Елена Ивановна оглянулась по сторонам.
– Я была в подсобке и слышала вашу беседу с Олей про то, как вы Кисе пирожное в кондитерской у въезда в «Крот» купить пообещали… Прямо не знаю, как и сказать… Неудобно, но я должна, наверное, предупредить… по секрету…

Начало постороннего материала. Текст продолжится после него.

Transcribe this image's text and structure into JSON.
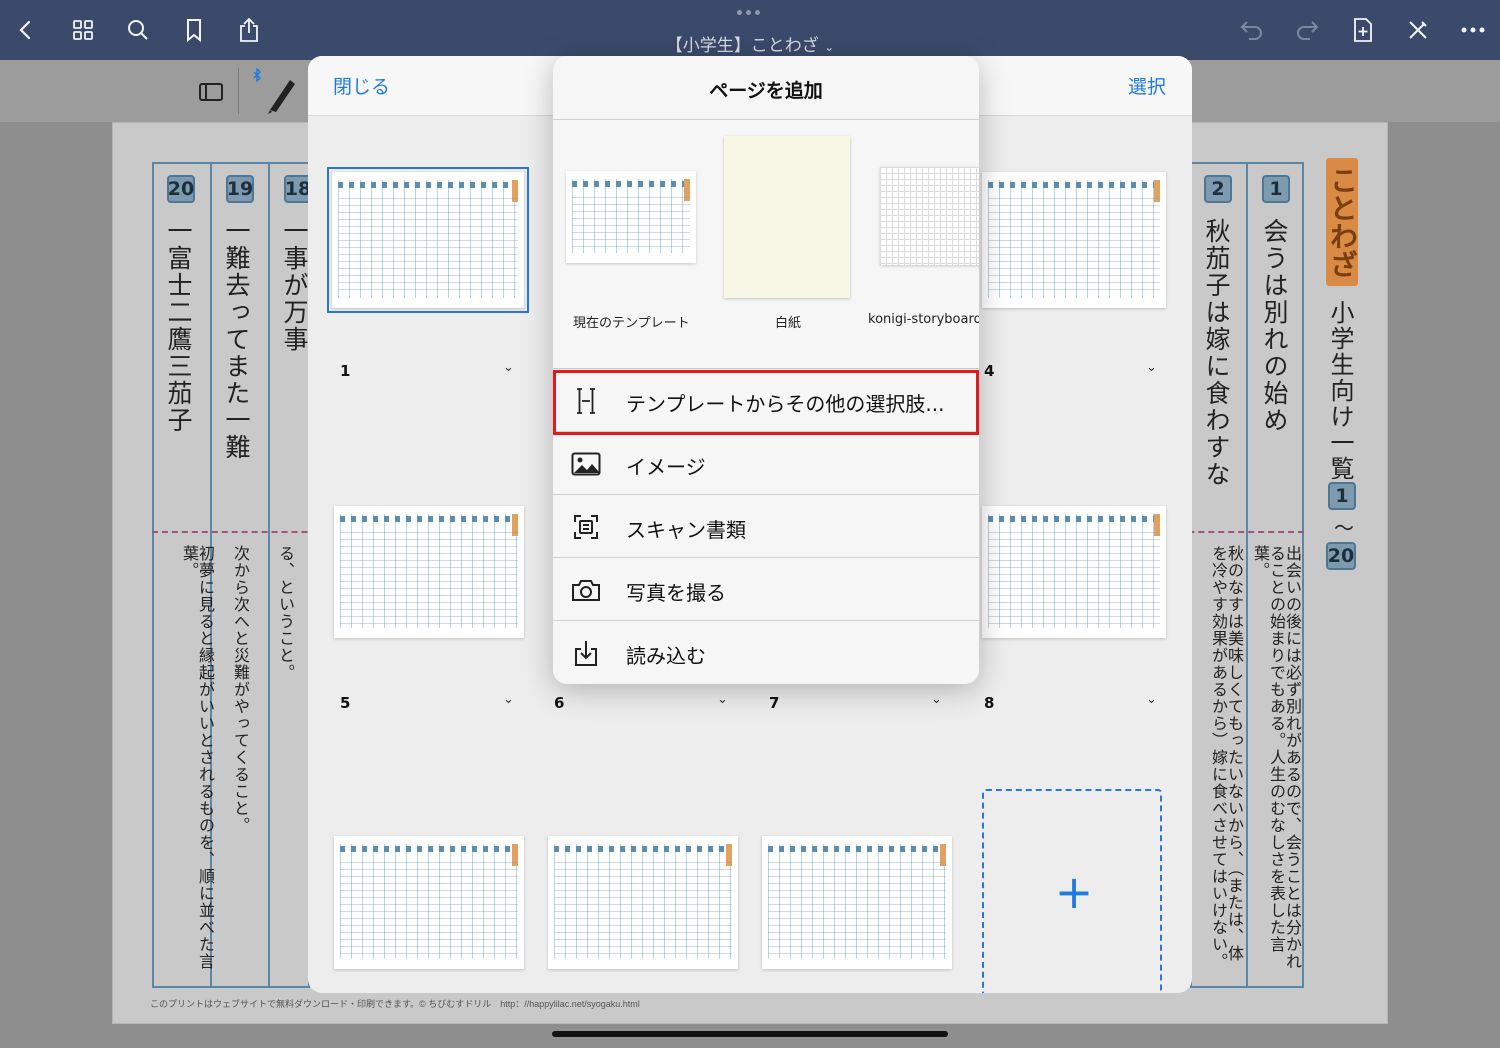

– Что-то случилось? – напряглась я. – С ребенком? О чем мне не сообщили?
– Нет, девочка в полном порядке, но может беда произойти, если в той кондитерской пирожное купите, – прошептала Елена Ивановна. – Там… ну… э… слов не подберу… В общем, в этой лавке людей травили, много народа из деревни умерло. Серафима Кузьминична подробности знает. В поселке «Крот» живет наш воспитанник Антоша Кроков. Его мамочка дружит с Аленой Петровной, она вчера принесла нам торт из того кафе. Очень красивый! Алена Петровна после закрытия решила устроить чаепитие. Мы так иногда делаем, у нас коллектив очень дружный. Короче, начала она торт разрезать, а Серафима заявила: «Нельзя есть бисквит, все на тот свет уедем». И жуткую историю рассказала. Получился настоящий скандал. Заведующая на Симу обозлилась, велела сплетни не распространять, пообещала уволить тех, кто их разносит.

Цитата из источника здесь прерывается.